Gut vorbereitet, psychischer, physischer und ausrüstungstechnischer Natur, setzte mich das Airportshuttle aus Genf am 28. August dann kurz vor Mitternacht an meiner bescheidenen Ferienwohnung in Les Houches ab, einem kleinen Ort unweit Chamonix. Eigentlich todmüde, leider nur viel zu aufgeputscht um zu schlafen, wurde der Rest der Nacht im Bett hin- und herwälzend verbracht. Mit den ersten Strahlen der Morgensonne ging es dann auch gleich vor die Haustür. Berge gucken! Umwerfend! Die nächste Bäckerei war auch schnell gefunden und mit Kaffee und frischem Baguette wurde der Motor schnell auf Betriebstemperatur gebracht. Nach Vorbereitung der Ausrüstung ging es mit selbiger nach Chamonix zur Startnummernausgabe. Ein langwieriger Prozess! Eine Kontrolle am Flughafen ist nix dagegen! Nachdem man an Hand seines Passes identifiziert wurde, bekam jeder eine Checkliste der Ausrüstungsgegenstände in die Hand. Dann durfte der Inhalt des mühselig eingepackten Laufrucksackes wieder ausgepackt werden und eine nette aber bestimmende Kontrolleurin kontrollierte penibel alle Details und hakte ab, oder auch nicht. Erst nach bestandener Prüfung war man stolzer Besitzer einer Startnummer und der üblichen Unterlagen. Zudem wurde der Rucksack gekennzeichnet und musste zwangsläufig auf die Reise um den großen weißen Berg mitgenommen werden.

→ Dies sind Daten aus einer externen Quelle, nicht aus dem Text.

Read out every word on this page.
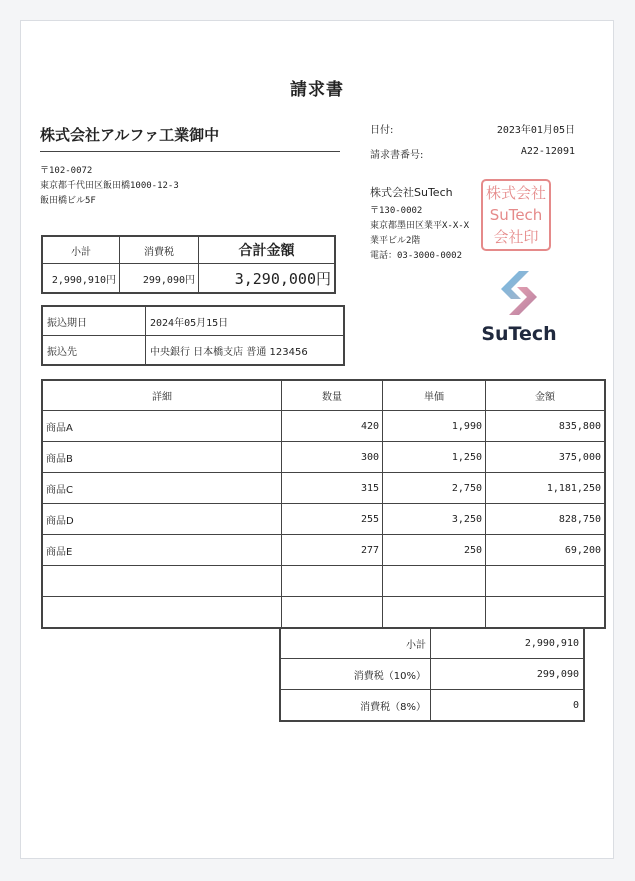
請求書
株式会社アルファ工業御中
〒102-0072
東京都千代田区飯田橋1000-12-3
飯田橋ビル5F
日付:	2023年01月05日
請求書番号:	A22-12091
株式会社SuTech
〒130-0002
東京都墨田区業平X-X-X
業平ビル2階
電話：03-3000-0002
株式会社
SuTech
会社印
SuTech
小計	消費税	合計金額
2,990,910円	299,090円	3,290,000円
振込期日	2024年05月15日
振込先	中央銀行 日本橋支店 普通 123456
詳細	数量	単価	金額
商品A	420	1,990	835,800
商品B	300	1,250	375,000
商品C	315	2,750	1,181,250
商品D	255	3,250	828,750
商品E	277	250	69,200

小計	2,990,910
消費税（10%）	299,090
消費税（8%）	0
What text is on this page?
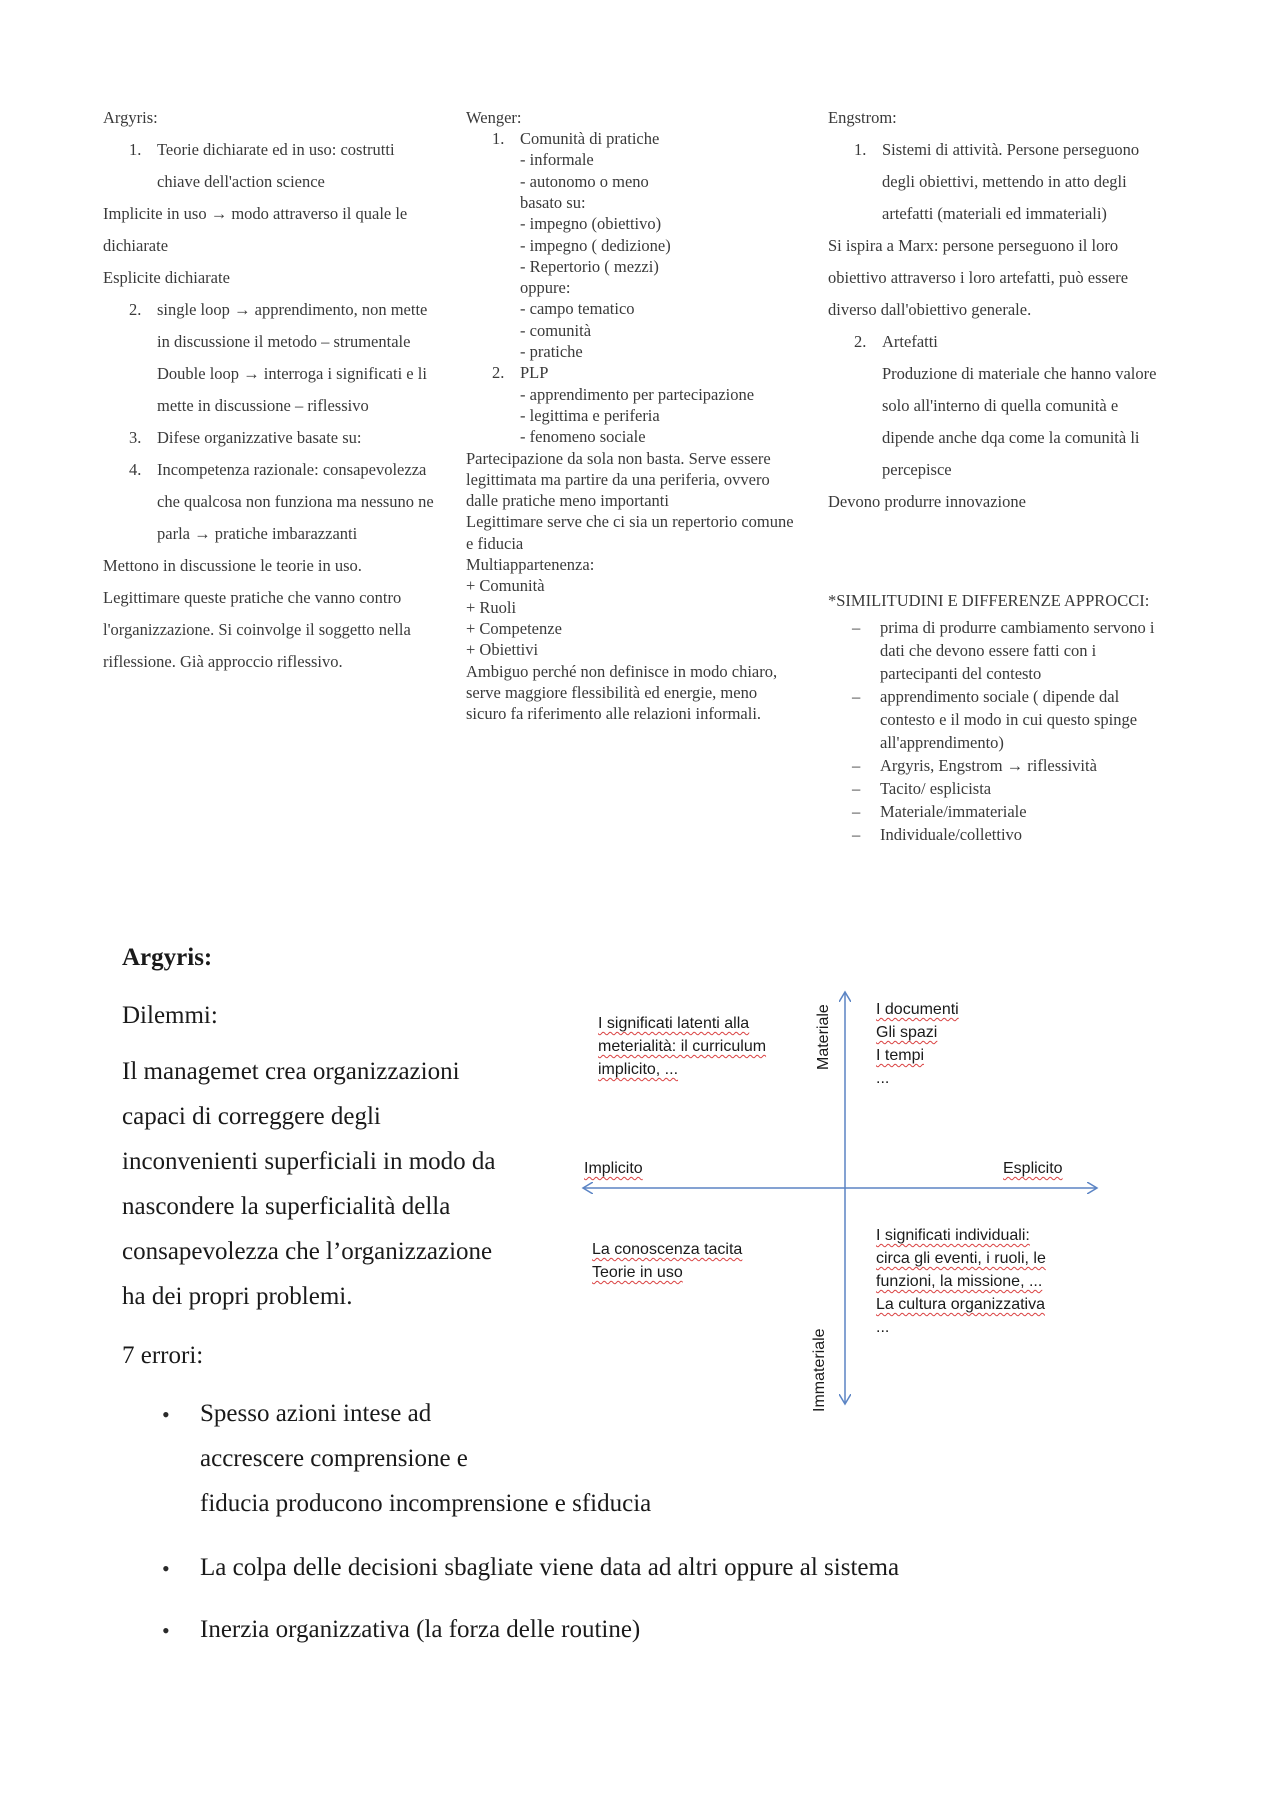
Argyris:
1. Teorie dichiarate ed in uso: costrutti
chiave dell'action science
Implicite in uso → modo attraverso il quale le
dichiarate
Esplicite dichiarate
2. single loop → apprendimento, non mette
in discussione il metodo – strumentale
Double loop → interroga i significati e li
mette in discussione – riflessivo
3. Difese organizzative basate su:
4. Incompetenza razionale: consapevolezza
che qualcosa non funziona ma nessuno ne
parla → pratiche imbarazzanti
Mettono in discussione le teorie in uso.
Legittimare queste pratiche che vanno contro
l'organizzazione. Si coinvolge il soggetto nella
riflessione. Già approccio riflessivo.
Wenger:
1. Comunità di pratiche
- informale
- autonomo o meno
basato su:
- impegno (obiettivo)
- impegno ( dedizione)
- Repertorio ( mezzi)
oppure:
- campo tematico
- comunità
- pratiche
2. PLP
- apprendimento per partecipazione
- legittima e periferia
- fenomeno sociale
Partecipazione da sola non basta. Serve essere
legittimata ma partire da una periferia, ovvero
dalle pratiche meno importanti
Legittimare serve che ci sia un repertorio comune
e fiducia
Multiappartenenza:
+ Comunità
+ Ruoli
+ Competenze
+ Obiettivi
Ambiguo perché non definisce in modo chiaro,
serve maggiore flessibilità ed energie, meno
sicuro fa riferimento alle relazioni informali.
Engstrom:
1. Sistemi di attività. Persone perseguono
degli obiettivi, mettendo in atto degli
artefatti (materiali ed immateriali)
Si ispira a Marx: persone perseguono il loro
obiettivo attraverso i loro artefatti, può essere
diverso dall'obiettivo generale.
2. Artefatti
Produzione di materiale che hanno valore
solo all'interno di quella comunità e
dipende anche dqa come la comunità li
percepisce
Devono produrre innovazione
*SIMILITUDINI E DIFFERENZE APPROCCI:
– prima di produrre cambiamento servono i
dati che devono essere fatti con i
partecipanti del contesto
– apprendimento sociale ( dipende dal
contesto e il modo in cui questo spinge
all'apprendimento)
– Argyris, Engstrom → riflessività
– Tacito/ esplicista
– Materiale/immateriale
– Individuale/collettivo
Argyris:
Dilemmi:
Il managemet crea organizzazioni
capaci di correggere degli
inconvenienti superficiali in modo da
nascondere la superficialità della
consapevolezza che l’organizzazione
ha dei propri problemi.
7 errori:
• Spesso azioni intese ad
accrescere comprensione e
fiducia producono incomprensione e sfiducia
• La colpa delle decisioni sbagliate viene data ad altri oppure al sistema
• Inerzia organizzativa (la forza delle routine)
Implicito	Esplicito
Materiale
Immateriale
I significati latenti alla
meterialità: il curriculum
implicito, ...
I documenti
Gli spazi
I tempi
...
La conoscenza tacita
Teorie in uso
I significati individuali:
circa gli eventi, i ruoli, le
funzioni, la missione, ...
La cultura organizzativa
...
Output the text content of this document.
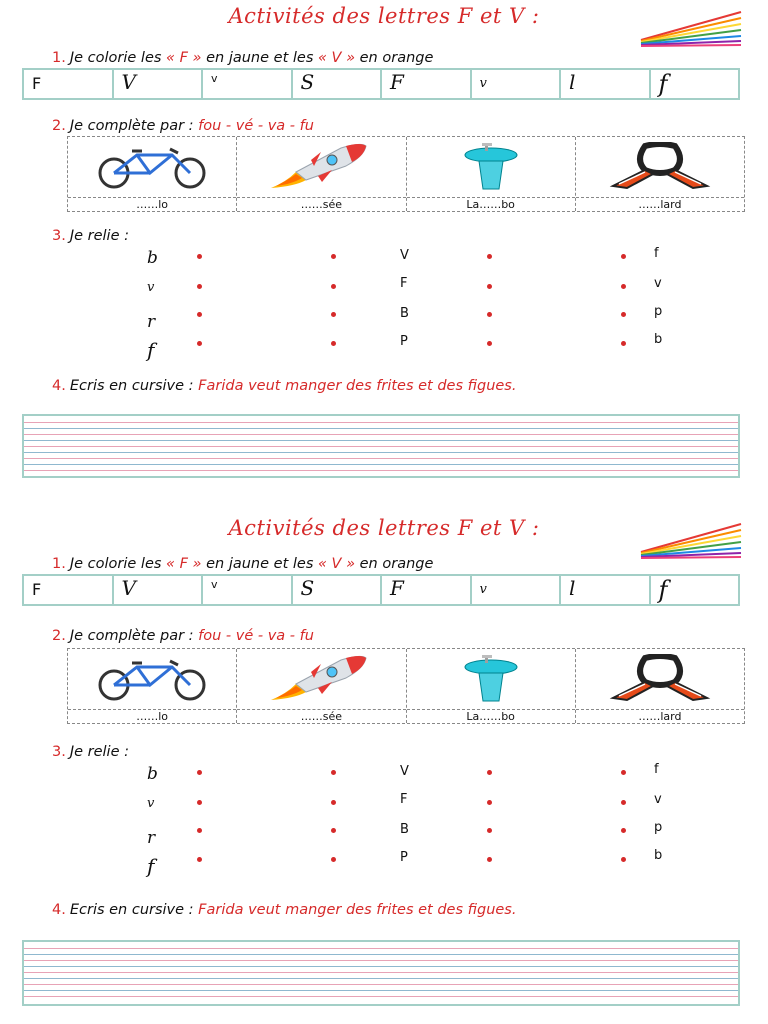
Activités des lettres F et V :
1. Je colorie les « F » en jaune et les « V » en orange
F	V	v	S	F	v	l	f
2. Je complète par : fou - vé - va - fu
……lo	……sée	La……bo	……lard
3. Je relie :
b
v
r
f
V
F
B
P
f
v
p
b
4. Ecris en cursive : Farida veut manger des frites et des figues.
Activités des lettres F et V :
1. Je colorie les « F » en jaune et les « V » en orange
F	V	v	S	F	v	l	f
2. Je complète par : fou - vé - va - fu
……lo	……sée	La……bo	……lard
3. Je relie :
b
v
r
f
V
F
B
P
f
v
p
b
4. Ecris en cursive : Farida veut manger des frites et des figues.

Nach dieser Übung gab es für mich noch ein wenig Sightseeing in Chamonix, bevor mich der Bus zurück nach Les Houches brachte. Der Versuch 1 Stunde zu schlafen schlug wieder fehl und so fand ich mich in voller Kampfausrüstung schon am Nachmittag wieder im Start- und Zielbereich des Laufes ein. Kaffee, Kuchen, das eine oder andere Schwätzchen mit bekannten oder unbekannten Mitstreitern ließen die Zeit bis zum Startschuss wie im Fluge vergehen.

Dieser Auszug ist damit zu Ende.